Using Understanding Comics to Understand New Media

A few weeks ago I posted some thoughts about the rhetoric of the hyperlink, which I was working on with my Textual Media course. I’ve complicated my students thinking (I hope) by suggesting that we can use Understanding Comics, Scott McCloud’s wonderfully insightful dissection of comics (itself in comics form) to understand new media.

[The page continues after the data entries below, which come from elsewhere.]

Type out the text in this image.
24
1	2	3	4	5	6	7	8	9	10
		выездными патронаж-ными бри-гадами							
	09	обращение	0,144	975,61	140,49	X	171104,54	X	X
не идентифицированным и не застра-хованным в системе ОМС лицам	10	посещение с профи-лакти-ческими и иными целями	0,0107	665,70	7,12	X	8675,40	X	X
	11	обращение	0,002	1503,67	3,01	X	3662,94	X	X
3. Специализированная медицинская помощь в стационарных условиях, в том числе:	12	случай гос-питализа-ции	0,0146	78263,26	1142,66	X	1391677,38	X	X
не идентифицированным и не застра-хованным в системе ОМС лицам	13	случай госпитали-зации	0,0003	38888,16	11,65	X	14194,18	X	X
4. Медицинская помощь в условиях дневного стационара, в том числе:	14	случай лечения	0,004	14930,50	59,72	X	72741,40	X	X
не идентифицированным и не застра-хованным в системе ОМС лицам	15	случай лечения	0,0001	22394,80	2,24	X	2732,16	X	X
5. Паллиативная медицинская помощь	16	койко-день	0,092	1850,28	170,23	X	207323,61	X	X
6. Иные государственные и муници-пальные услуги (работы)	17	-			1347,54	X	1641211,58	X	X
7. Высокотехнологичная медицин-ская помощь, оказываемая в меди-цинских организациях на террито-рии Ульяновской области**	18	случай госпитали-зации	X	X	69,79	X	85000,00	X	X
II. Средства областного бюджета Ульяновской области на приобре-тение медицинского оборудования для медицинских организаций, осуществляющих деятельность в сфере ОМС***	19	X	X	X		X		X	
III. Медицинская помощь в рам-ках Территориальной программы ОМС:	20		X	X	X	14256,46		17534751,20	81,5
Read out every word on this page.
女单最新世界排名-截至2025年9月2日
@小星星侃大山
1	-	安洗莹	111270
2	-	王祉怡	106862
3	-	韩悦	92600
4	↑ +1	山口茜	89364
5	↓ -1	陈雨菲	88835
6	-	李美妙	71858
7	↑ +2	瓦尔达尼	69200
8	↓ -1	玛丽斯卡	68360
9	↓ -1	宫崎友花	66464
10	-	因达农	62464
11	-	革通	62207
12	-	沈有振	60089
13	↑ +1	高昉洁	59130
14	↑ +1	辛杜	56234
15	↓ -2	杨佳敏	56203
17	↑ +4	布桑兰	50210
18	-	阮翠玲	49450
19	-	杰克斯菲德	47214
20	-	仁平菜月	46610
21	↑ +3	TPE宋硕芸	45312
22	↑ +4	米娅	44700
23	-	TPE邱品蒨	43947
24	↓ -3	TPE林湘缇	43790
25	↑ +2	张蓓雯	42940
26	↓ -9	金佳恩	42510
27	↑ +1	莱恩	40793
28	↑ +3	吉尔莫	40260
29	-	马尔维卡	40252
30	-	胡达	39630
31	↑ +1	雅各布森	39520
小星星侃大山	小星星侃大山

Among the many useful keywords and concepts McCloud provides is a rubric of panel-to-panel transitions, in other words, techniques for tying together two distinct panel frames on a page. Inspired, I think, partly by an awareness of how cuts work in film, McCloud gives us these six categories:

  1. moment-to-moment (showing the passing of time)
  2. action-to-action (showing cause and effect)
  3. subject-to-subject (in film, an example would be a cut to closeup or a wide shot)
  4. scene-to-scene (shifting the action across significant time and/or space)
  5. aspect-to-aspect (what McCloud calls a “wandering eye”; these transitions are rarely used in Western comics, but they appear much more frequently in Japanese comics, usually to evoke a mood or atmosphere)
  6. non-sequitur (with “no logical relationship” between panels)

Now, I wonder — and I’ll be asking my students this soon — what are the new media analogs of these transitions? How, say, can simply using text and hypertext evoke these different transitions? Some are easier to imagine than others. Hypertext on the World Wide Web makes it incredibly easy to create non-sequitur links. But what would an aspect-to-aspect link look like?